Per capire che diavolo siano, da anni ed anni a questa parte, i Magnetic Fields bisognerebbe aprire la testa di Stephin Merritt e vedere che c’è dentro.
Ma trovare un senso a tutte le direzioni schizofreniche della band è inutile, meglio abbandonarsi al flusso di coscienza. D’altra parte questa – e solo questa – era la via attraverso 69 Love Songs.
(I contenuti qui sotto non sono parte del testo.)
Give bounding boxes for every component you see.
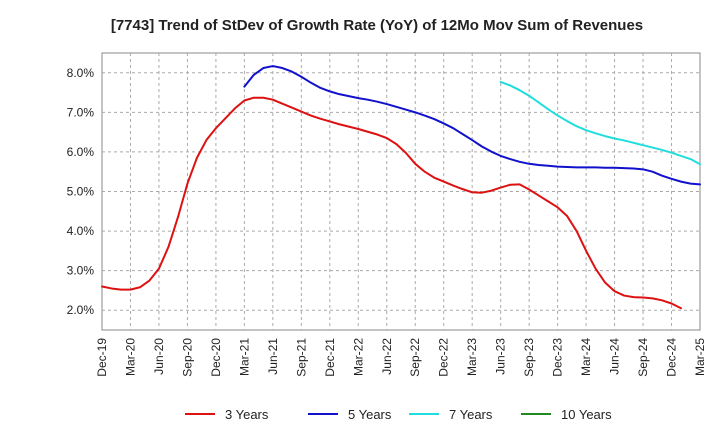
x-tick-label: Dec-20 [209,338,223,377]
x-tick-label: Jun-22 [380,338,394,375]
x-tick-label: Jun-20 [152,338,166,375]
y-tick-label: 5.0% [67,185,95,199]
y-tick-label: 6.0% [67,145,95,159]
x-tick-label: Mar-25 [693,338,707,376]
x-tick-label: Mar-21 [237,338,251,376]
legend: 3 Years 5 Years 7 Years 10 Years [185,407,612,422]
x-tick-label: Mar-22 [351,338,365,376]
legend-label-3-years: 3 Years [225,407,269,422]
x-tick-label: Jun-24 [608,338,622,375]
y-tick-label: 4.0% [67,224,95,238]
y-tick-label: 7.0% [67,105,95,119]
series-line-5-years [243,65,701,186]
x-tick-label: Jun-23 [494,338,508,375]
x-tick-label: Mar-24 [579,338,593,376]
x-tick-label: Dec-23 [551,338,565,377]
legend-label-7-years: 7 Years [449,407,493,422]
x-tick-label: Sep-22 [408,338,422,377]
x-tick-label: Mar-23 [465,338,479,376]
x-tick-label: Dec-22 [437,338,451,377]
x-tick-label: Dec-19 [95,338,109,377]
y-tick-label: 3.0% [67,264,95,278]
y-tick-label: 8.0% [67,66,95,80]
chart-title: [7743] Trend of StDev of Growth Rate (Yo… [111,17,643,34]
y-tick-label: 2.0% [67,303,95,317]
x-tick-label: Mar-20 [123,338,137,376]
x-tick-label: Dec-21 [323,338,337,377]
x-tick-label: Sep-21 [294,338,308,377]
legend-label-5-years: 5 Years [348,407,392,422]
x-tick-label: Jun-21 [266,338,280,375]
x-tick-label: Sep-20 [180,338,194,377]
series-line-7-years [499,80,701,166]
x-tick-label: Sep-24 [636,338,650,377]
x-tick-label: Sep-23 [522,338,536,377]
series-line-3-years [101,96,683,310]
legend-label-10-years: 10 Years [561,407,612,422]
plot-area: 2.0% 3.0% 4.0% 5.0% 6.0% 7.0% 8.0% Dec-19 Mar-20… [67,52,707,377]
x-tick-label: Dec-24 [665,338,679,377]
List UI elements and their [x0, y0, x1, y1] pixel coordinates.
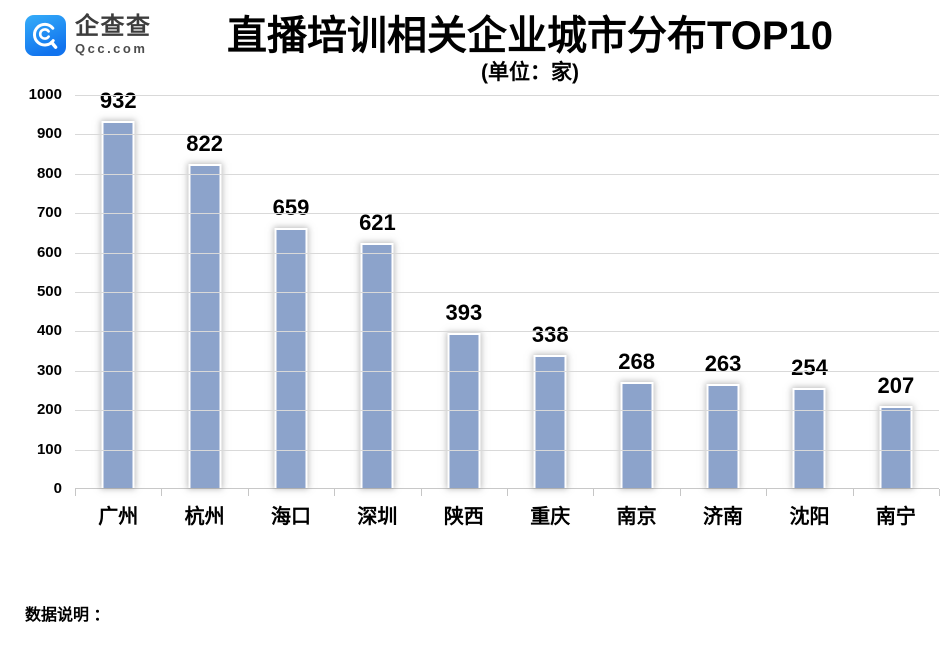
- bar-cell: 207: [853, 95, 939, 488]
- gridline: [75, 252, 939, 254]
- bar: [360, 243, 394, 488]
- y-axis-tick-label: 700: [36, 204, 62, 222]
- bar-value-label: 932: [99, 87, 137, 113]
- gridline: [75, 173, 939, 175]
- bar-cell: 659: [248, 95, 334, 488]
- y-axis-tick-label: 500: [36, 283, 62, 300]
- y-axis-tick-label: 300: [36, 361, 62, 379]
- bar: [792, 387, 826, 488]
- gridline: [75, 370, 939, 372]
- logo-company-name: 企查查: [75, 13, 152, 40]
- x-axis-label: 广州: [98, 506, 139, 528]
- bar-cell: 338: [507, 95, 593, 488]
- logo-domain: Qcc.com: [75, 41, 148, 56]
- x-axis-tick: [852, 489, 854, 496]
- x-axis-label: 深圳: [357, 506, 398, 528]
- qcc-logo-icon: [25, 14, 66, 56]
- gridline: [75, 410, 939, 412]
- x-axis-tick: [247, 489, 249, 496]
- qcc-logo-text: 企查查 Qcc.com: [75, 13, 152, 57]
- bar-cell: 263: [680, 95, 766, 488]
- x-axis-tick: [507, 489, 508, 496]
- gridline: [75, 134, 939, 136]
- bar: [706, 384, 740, 488]
- bar: [879, 406, 913, 488]
- bar-cell: 621: [334, 95, 420, 488]
- chart-title: 直播培训相关企业城市分布TOP10: [227, 14, 833, 58]
- x-axis-tick: [593, 489, 595, 496]
- x-axis-tick: [420, 489, 422, 496]
- bar: [101, 120, 135, 488]
- gridline: [75, 449, 939, 451]
- bar-value-label: 254: [791, 354, 828, 380]
- bar-value-label: 338: [531, 321, 569, 347]
- bar-cell: 254: [766, 95, 852, 488]
- x-axis-tick: [75, 489, 76, 496]
- gridline: [75, 95, 939, 96]
- bar-value-label: 659: [272, 195, 310, 221]
- x-axis-label: 南京: [616, 506, 657, 528]
- bar-value-label: 268: [618, 349, 655, 375]
- bar-row: 932 822 659 621 393 338 268 263 254 207: [75, 88, 939, 488]
- chart-subtitle: (单位：家): [481, 61, 579, 84]
- x-axis-label: 济南: [703, 506, 744, 528]
- gridline: [75, 213, 939, 215]
- qcc-logo: 企查查 Qcc.com: [25, 14, 152, 56]
- footnote-heading: 数据说明 ：: [25, 607, 110, 624]
- bar-value-label: 207: [877, 373, 915, 399]
- y-axis-tick-label: 900: [36, 125, 62, 143]
- bar-value-label: 263: [704, 351, 742, 377]
- bar: [274, 228, 308, 488]
- bar-value-label: 393: [445, 300, 483, 326]
- bar-cell: 822: [161, 95, 247, 488]
- bar: [533, 354, 567, 488]
- y-axis-tick-label: 800: [36, 164, 62, 182]
- x-axis-tick: [161, 489, 163, 496]
- x-axis-label: 海口: [271, 506, 312, 528]
- x-axis-tick: [939, 489, 940, 496]
- bar-cell: 932: [75, 88, 161, 488]
- x-axis-label: 杭州: [184, 506, 225, 528]
- gridline: [75, 331, 939, 333]
- x-axis-tick: [766, 489, 768, 496]
- title-block: 直播培训相关企业城市分布TOP10 (单位：家): [227, 12, 833, 85]
- x-axis-labels: 广州 杭州 海口 深圳 陕西 重庆 南京 济南 沈阳 南宁: [75, 499, 939, 535]
- y-axis-tick-label: 100: [36, 440, 62, 458]
- x-axis-tick: [334, 489, 336, 496]
- bar-value-label: 822: [186, 131, 223, 157]
- bar: [620, 382, 654, 488]
- y-axis-tick-label: 1000: [28, 86, 62, 103]
- gridline: [75, 292, 939, 293]
- footnotes: 数据说明 ： 1、仅统计企业名、产品、经营范围含“直播培训”的在业、存续企业 2…: [25, 551, 498, 646]
- bar: [188, 164, 222, 488]
- x-axis-label: 沈阳: [789, 506, 830, 528]
- y-axis-tick-label: 200: [36, 401, 62, 419]
- x-axis-label: 南宁: [875, 506, 916, 528]
- plot-area: 932 822 659 621 393 338 268 263 254 207: [75, 88, 939, 489]
- bar-value-label: 621: [359, 210, 396, 236]
- x-axis-label: 重庆: [530, 506, 571, 528]
- y-axis-tick-label: 400: [36, 322, 62, 340]
- bar-cell: 268: [593, 95, 679, 488]
- x-axis-label: 陕西: [443, 506, 484, 528]
- y-axis-tick-label: 0: [53, 480, 62, 497]
- y-axis-tick-label: 600: [36, 243, 62, 261]
- x-axis-tick: [679, 489, 681, 496]
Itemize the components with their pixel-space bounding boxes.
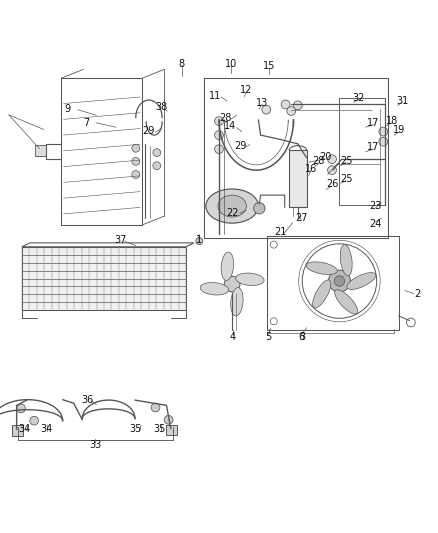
Ellipse shape xyxy=(347,272,376,289)
Ellipse shape xyxy=(206,189,258,223)
Text: 25: 25 xyxy=(340,156,352,166)
Circle shape xyxy=(30,416,39,425)
Circle shape xyxy=(132,144,140,152)
Text: 35: 35 xyxy=(154,424,166,434)
Text: 34: 34 xyxy=(40,424,52,434)
Circle shape xyxy=(153,149,161,157)
Text: 33: 33 xyxy=(89,440,102,450)
Text: 2: 2 xyxy=(414,289,420,298)
Text: 32: 32 xyxy=(352,93,364,103)
Text: 25: 25 xyxy=(340,174,352,184)
Text: 4: 4 xyxy=(230,332,236,342)
Bar xyxy=(166,425,177,435)
Text: 1: 1 xyxy=(196,235,202,245)
Circle shape xyxy=(293,101,302,110)
Text: 29: 29 xyxy=(142,126,154,136)
Circle shape xyxy=(328,270,350,292)
Circle shape xyxy=(334,276,345,286)
Text: 20: 20 xyxy=(319,152,331,162)
Circle shape xyxy=(328,155,336,164)
Circle shape xyxy=(328,166,336,174)
Bar xyxy=(12,425,23,436)
Text: 28: 28 xyxy=(219,112,232,123)
Text: 28: 28 xyxy=(313,156,325,166)
Text: 35: 35 xyxy=(130,424,142,434)
Text: 14: 14 xyxy=(224,122,236,131)
Circle shape xyxy=(262,106,271,114)
Bar xyxy=(61,78,142,225)
Bar xyxy=(339,98,385,205)
Text: 5: 5 xyxy=(265,332,271,342)
Text: 10: 10 xyxy=(225,59,237,69)
Text: 13: 13 xyxy=(256,98,268,108)
Text: 34: 34 xyxy=(18,424,30,434)
Bar xyxy=(35,145,46,156)
Text: 7: 7 xyxy=(84,118,90,128)
Circle shape xyxy=(379,138,388,146)
Text: 17: 17 xyxy=(367,118,379,128)
Circle shape xyxy=(132,157,140,165)
Text: 11: 11 xyxy=(208,91,221,101)
Circle shape xyxy=(164,415,173,424)
Text: 6: 6 xyxy=(298,332,304,342)
Ellipse shape xyxy=(306,262,337,274)
Circle shape xyxy=(153,162,161,169)
Circle shape xyxy=(215,117,223,125)
Bar xyxy=(289,150,307,207)
Text: 36: 36 xyxy=(81,394,94,405)
Ellipse shape xyxy=(218,195,246,217)
Text: 21: 21 xyxy=(274,228,286,237)
Circle shape xyxy=(151,403,160,412)
Text: 19: 19 xyxy=(393,125,406,135)
Text: 15: 15 xyxy=(263,61,276,71)
Ellipse shape xyxy=(231,288,243,316)
Text: 26: 26 xyxy=(326,179,338,189)
Text: 17: 17 xyxy=(367,142,379,152)
Ellipse shape xyxy=(313,280,331,308)
Text: 24: 24 xyxy=(370,219,382,229)
Text: 37: 37 xyxy=(114,235,127,245)
Text: 38: 38 xyxy=(155,102,167,112)
Circle shape xyxy=(17,404,25,413)
Text: 27: 27 xyxy=(295,213,307,223)
Text: 12: 12 xyxy=(240,85,252,95)
Circle shape xyxy=(281,100,290,109)
Ellipse shape xyxy=(200,282,229,295)
Text: 8: 8 xyxy=(179,59,185,69)
Circle shape xyxy=(287,107,296,115)
Text: 23: 23 xyxy=(370,201,382,211)
Text: 18: 18 xyxy=(386,116,398,126)
Text: 31: 31 xyxy=(396,96,408,106)
Circle shape xyxy=(215,131,223,140)
Circle shape xyxy=(254,203,265,214)
Circle shape xyxy=(132,171,140,179)
Text: 16: 16 xyxy=(305,164,317,174)
Ellipse shape xyxy=(340,245,352,276)
Circle shape xyxy=(379,127,388,136)
Text: 9: 9 xyxy=(65,104,71,114)
Ellipse shape xyxy=(335,290,358,314)
Text: 22: 22 xyxy=(226,208,238,218)
Text: 3: 3 xyxy=(299,333,305,343)
Polygon shape xyxy=(22,247,186,310)
Text: 29: 29 xyxy=(234,141,246,151)
Circle shape xyxy=(196,238,203,245)
Circle shape xyxy=(215,145,223,154)
Bar xyxy=(204,78,388,238)
Ellipse shape xyxy=(221,252,233,280)
Circle shape xyxy=(224,276,240,292)
Ellipse shape xyxy=(236,273,264,286)
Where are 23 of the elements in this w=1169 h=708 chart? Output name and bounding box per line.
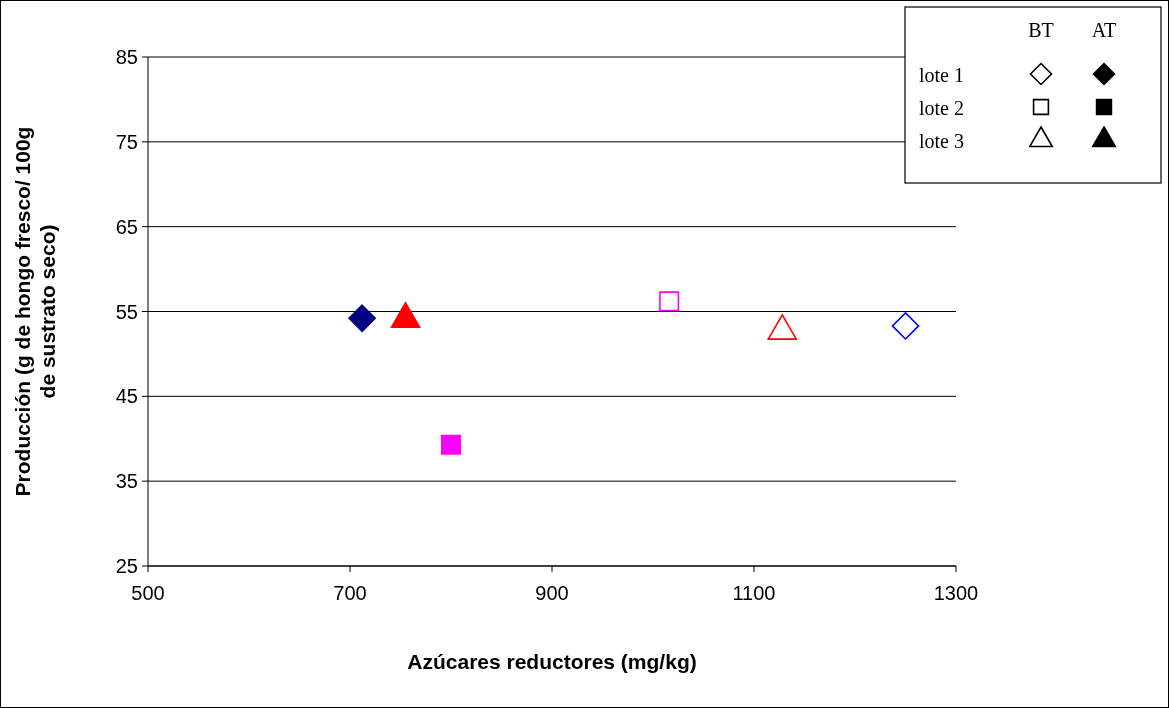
- x-tick-label: 1300: [933, 582, 979, 604]
- point: [440, 434, 462, 455]
- x-tick-label: 500: [131, 582, 165, 604]
- point: [891, 312, 920, 340]
- annotation: lote 1: [919, 64, 964, 86]
- y-tick-label: 35: [115, 470, 138, 493]
- text: BT: [1028, 19, 1054, 41]
- x-tick-label: 900: [535, 582, 569, 604]
- y-tick-label: 25: [115, 555, 138, 577]
- annotation: lote 3: [919, 130, 964, 152]
- y-tick-label: 65: [115, 215, 138, 238]
- y-tick-label: 45: [115, 385, 138, 408]
- point: [659, 291, 680, 312]
- x-tick-label: 1100: [732, 582, 776, 604]
- x-tick-label: 700: [333, 582, 367, 604]
- y-tick-label: 75: [115, 130, 138, 153]
- y-axis-title: Producción (g de hongo fresco/ 100g de sustrato seco): [11, 126, 59, 497]
- x-axis-title: Azúcares reductores (mg/kg): [407, 650, 697, 673]
- annotation: lote 2: [919, 97, 964, 119]
- point: [348, 304, 376, 333]
- text: AT: [1091, 19, 1117, 41]
- y-tick-label: 85: [115, 46, 138, 68]
- y-tick-label: 55: [115, 300, 138, 323]
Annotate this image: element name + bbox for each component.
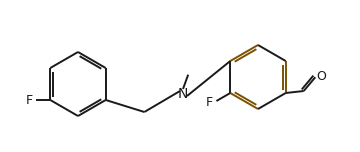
Text: F: F: [206, 95, 213, 109]
Text: F: F: [26, 93, 33, 107]
Text: O: O: [316, 70, 326, 83]
Text: N: N: [178, 87, 188, 101]
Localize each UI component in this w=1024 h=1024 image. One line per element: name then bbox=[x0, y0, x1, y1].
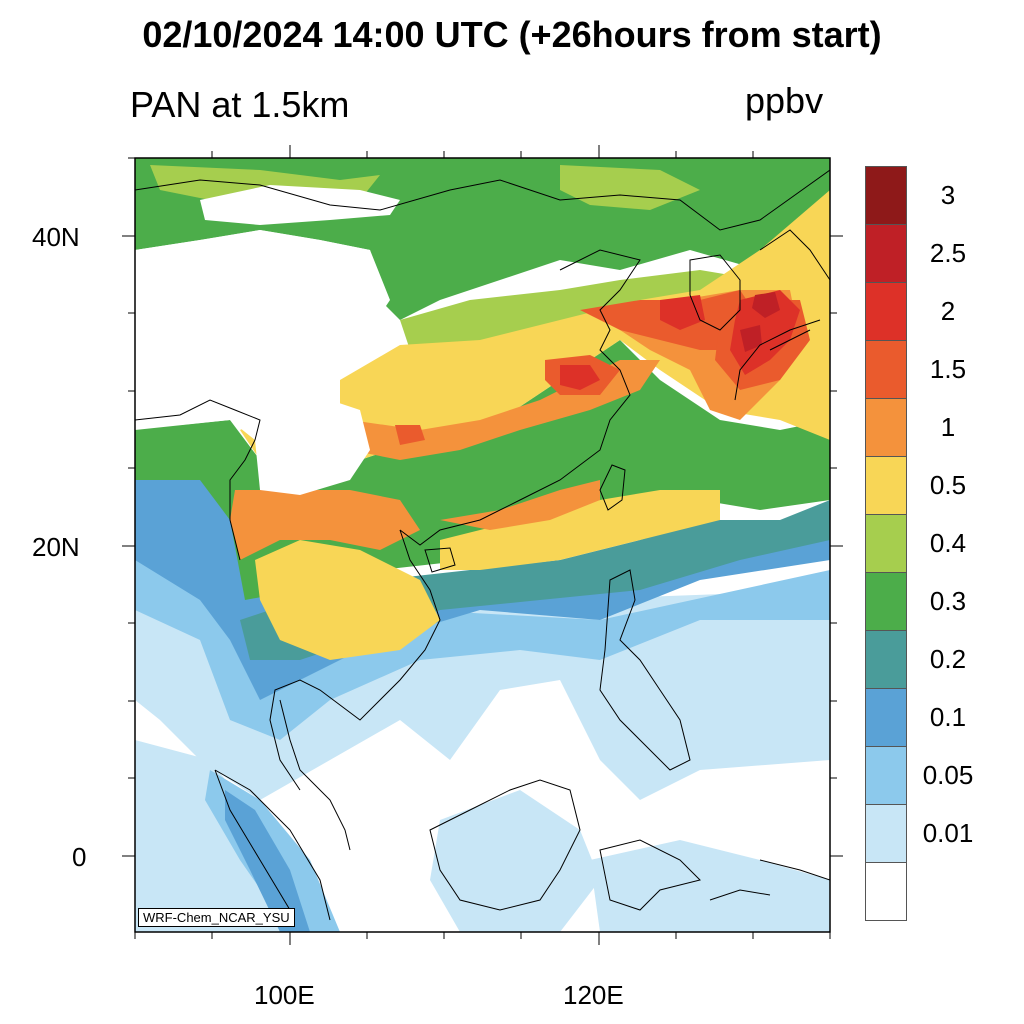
coastline-taiwan bbox=[599, 464, 626, 511]
colorbar-label: 0.1 bbox=[929, 702, 967, 732]
plot-frame bbox=[134, 157, 831, 933]
coastline-japan bbox=[734, 229, 830, 401]
coastline-sumatra bbox=[214, 769, 331, 921]
region-white-plateau bbox=[135, 230, 390, 495]
coastline-newguinea bbox=[709, 859, 830, 901]
latitude-ticks bbox=[122, 157, 843, 857]
colorbar-swatch bbox=[865, 398, 907, 457]
units-label: ppbv bbox=[745, 80, 824, 121]
lat-label-20n: 20N bbox=[32, 532, 80, 562]
region-yellow-indochina bbox=[255, 540, 440, 660]
colorbar-swatch bbox=[865, 514, 907, 573]
colorbar-swatch bbox=[865, 282, 907, 341]
colorbar-label: 0.2 bbox=[929, 644, 967, 674]
colorbar-label: 1.5 bbox=[929, 354, 967, 384]
colorbar-label: 2 bbox=[940, 296, 956, 326]
colorbar-label: 0.3 bbox=[929, 586, 967, 616]
lon-label-120e: 120E bbox=[563, 980, 624, 1010]
coastline-philippines bbox=[599, 569, 691, 771]
region-white-mongolia bbox=[200, 185, 400, 225]
longitude-ticks bbox=[134, 145, 831, 945]
colorbar-label: 0.01 bbox=[922, 818, 974, 848]
model-watermark: WRF-Chem_NCAR_YSU bbox=[138, 908, 295, 927]
colorbar-swatch bbox=[865, 456, 907, 515]
region-very-light-blue-borneo bbox=[430, 790, 600, 932]
colorbar-swatch bbox=[865, 340, 907, 399]
coastline-malay bbox=[279, 699, 351, 851]
region-red-central bbox=[560, 365, 600, 390]
border-myanmar-india bbox=[135, 399, 261, 561]
colorbar-label: 1 bbox=[940, 412, 956, 442]
region-orange-coast bbox=[440, 480, 600, 530]
lat-label-40n: 40N bbox=[32, 222, 80, 252]
colorbar-swatch bbox=[865, 166, 907, 225]
coastline-indochina bbox=[269, 529, 441, 791]
colorbar-label: 2.5 bbox=[929, 238, 967, 268]
coastlines bbox=[135, 169, 830, 921]
colorbar-swatch bbox=[865, 862, 907, 921]
region-orange bbox=[230, 490, 420, 560]
colorbar-label: 3 bbox=[940, 180, 956, 210]
coastline-borneo bbox=[429, 779, 581, 911]
coastline-sulawesi bbox=[599, 839, 701, 911]
region-yellow-sea bbox=[440, 490, 720, 570]
region-dark-red-korea bbox=[752, 292, 780, 318]
concentration-field bbox=[135, 158, 830, 932]
coastline-korea bbox=[689, 254, 741, 331]
colorbar-swatch bbox=[865, 630, 907, 689]
colorbar-label: 0.05 bbox=[922, 760, 974, 790]
colorbar-label: 0.4 bbox=[929, 528, 967, 558]
coastline-china bbox=[399, 249, 641, 546]
map-title: 02/10/2024 14:00 UTC (+26hours from star… bbox=[142, 14, 882, 55]
colorbar-swatch bbox=[865, 224, 907, 283]
lon-label-100e: 100E bbox=[254, 980, 315, 1010]
colorbar-swatch bbox=[865, 804, 907, 863]
region-red-korea-japan bbox=[730, 290, 800, 375]
colorbar-swatch bbox=[865, 746, 907, 805]
colorbar-swatch bbox=[865, 572, 907, 631]
region-blue-sumatra bbox=[225, 790, 310, 932]
region-yellow bbox=[240, 190, 830, 470]
lat-label-0: 0 bbox=[72, 842, 87, 872]
region-dark-orange-small bbox=[395, 425, 425, 445]
region-dark-red-japan bbox=[740, 325, 762, 352]
border-north-china bbox=[135, 169, 830, 231]
variable-subtitle: PAN at 1.5km bbox=[130, 84, 350, 125]
coastline-hainan bbox=[424, 547, 456, 573]
colorbar-label: 0.5 bbox=[929, 470, 967, 500]
colorbar-swatch bbox=[865, 688, 907, 747]
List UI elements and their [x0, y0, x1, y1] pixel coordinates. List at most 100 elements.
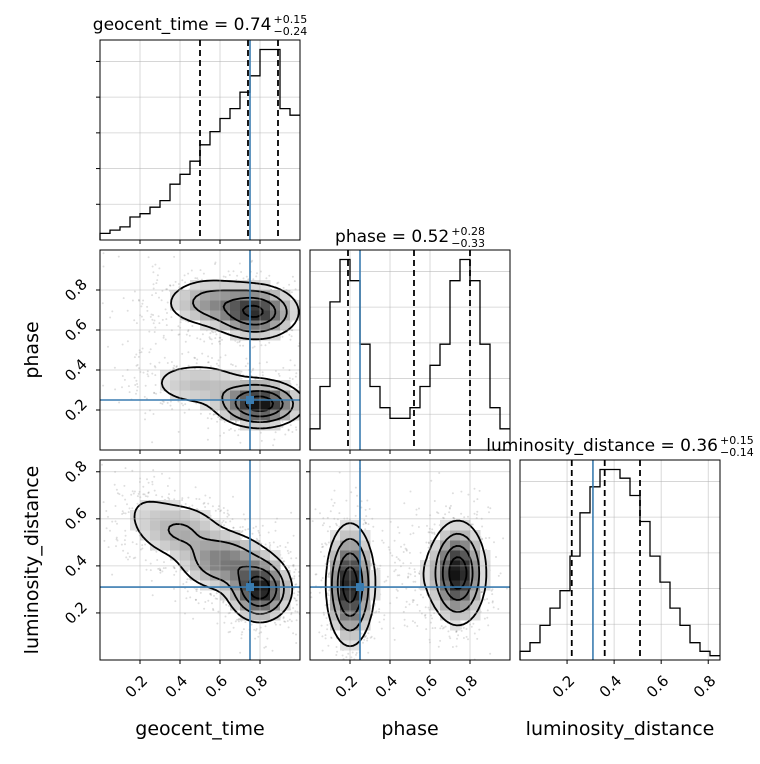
sample-point: [213, 594, 215, 597]
sample-point: [114, 505, 117, 507]
sample-point: [447, 630, 450, 633]
sample-point: [214, 261, 217, 264]
sample-point: [160, 299, 163, 302]
sample-point: [172, 284, 175, 287]
sample-point: [173, 573, 176, 576]
sample-point: [145, 568, 148, 571]
sample-point: [166, 485, 169, 487]
sample-point: [472, 622, 475, 625]
sample-point: [234, 620, 237, 623]
sample-point: [102, 265, 105, 268]
sample-point: [376, 567, 379, 570]
sample-point: [227, 270, 230, 273]
sample-point: [323, 613, 325, 616]
sample-point: [273, 621, 276, 624]
sample-point: [241, 631, 244, 634]
sample-point: [204, 494, 207, 497]
sample-point: [250, 623, 253, 626]
sample-point: [212, 607, 214, 610]
sample-point: [239, 344, 242, 347]
sample-point: [295, 603, 298, 606]
sample-point: [232, 526, 235, 529]
sample-point: [152, 469, 155, 472]
sample-point: [318, 591, 321, 594]
sample-point: [154, 292, 157, 295]
sample-point: [153, 331, 156, 333]
sample-point: [320, 579, 323, 582]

E il loro continuo vagare tra sintetizzatori e chitarre, tra ukulele e drum machines va accettato come un assioma.
E così Love At The Bottom Of The Sea, undicesimo capitolo della saga, (oltre un titolo fantastico) trasuda pop disturbato e nervosismo: quindici brani e il più lungo ferma a 2’38”.
Sono gocce d’amore atonale, come è sempre stato nella storia dei Magnetic Fields: c’è la indie.disco di God Wants Us To Wait («hai ragione, dovevo dirtelo prima / e non ora che siamo nudi sul pavimento / e anche se sarebbe un modo splendido di concludere la serata / ti amo, ma Dio vuole che aspettiamo»), l’ode all’amore transgender (Andrew In Drag), il vaudeville martellante (The Horrible Party) e così, con la voce cavernosa di Merritt e le altre annegate, appuntite, irritanti fino al buco nero che porta via tutto, All She Cares About Is Mariachi.
Love At The Bottom Of The Sea è una raccolta di motivetti da mandare a memoria, che però nascondono un abisso umano inquietante.